Thian Sin menepuk kantung di bajunya.
"Kunci emas itu telah berada disini, oleh kakek Ciang Gun diberikan kepadaku sebelum dia tewas karena luka-luka di tubuhnya yang dilakukan oleh anak buahmu."

Mendengar ini, sinar aneh terpancar dari sepasang mata kakek gendut itu ketika dia memandang ke arah baju Thian Sin. Akan tetapi, si gendut yang mengaku bernama Ban Lok dan berjuluk Liong-kut-pian (Ruyung Tulang Naga) itu agaknya menahan keinginan hatinya untuk dapat segera merampas kunci yang diinginkannya itu.

"Kalau aku tidak melihat sendiri, bagaimana aku dapat percaya omonganmu? Siapa tahu engkau membohong atau kunci itu hanya kunci palsu belaka?"

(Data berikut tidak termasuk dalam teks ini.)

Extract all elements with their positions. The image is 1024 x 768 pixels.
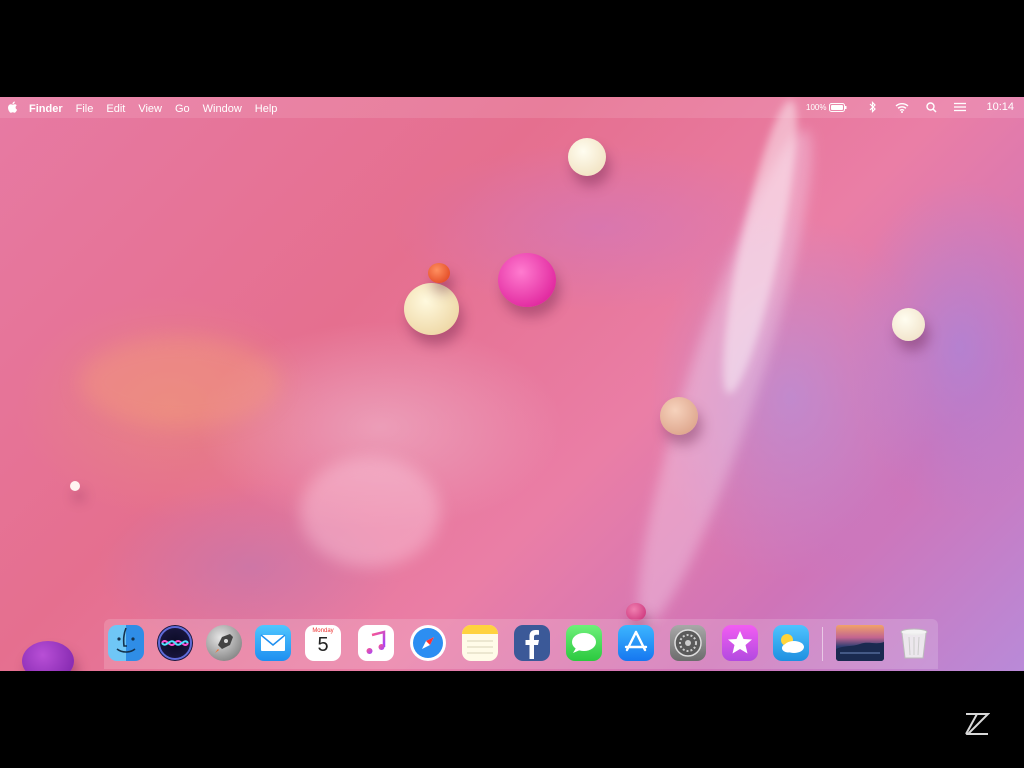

"Kalau orang tidak percaya kepada kita, perlu apa kita melayaninya?" Tiba-tiba Kim Hong berkata dengan sikap mendongkol. "Mari kita pergi saja mencari kerjasama dengan orang lain yang akan lebih dapat menghargai dan percaya kepada kita!"

Melihat Thian Sin dan Kim Hong hendak pergi, Ban Lok cepat berkata,
"Eiit, nanti dulu. Aku sudah memberi keterangan tentang rahasia pemuda she Ciang itu, dan kalian belum memberi penukarnya. Bukan aku tidak percaya, hanya aku harus berhati-hati karena aku belum mengenal kalian. Nah, biarkan aku melihat kunci itu."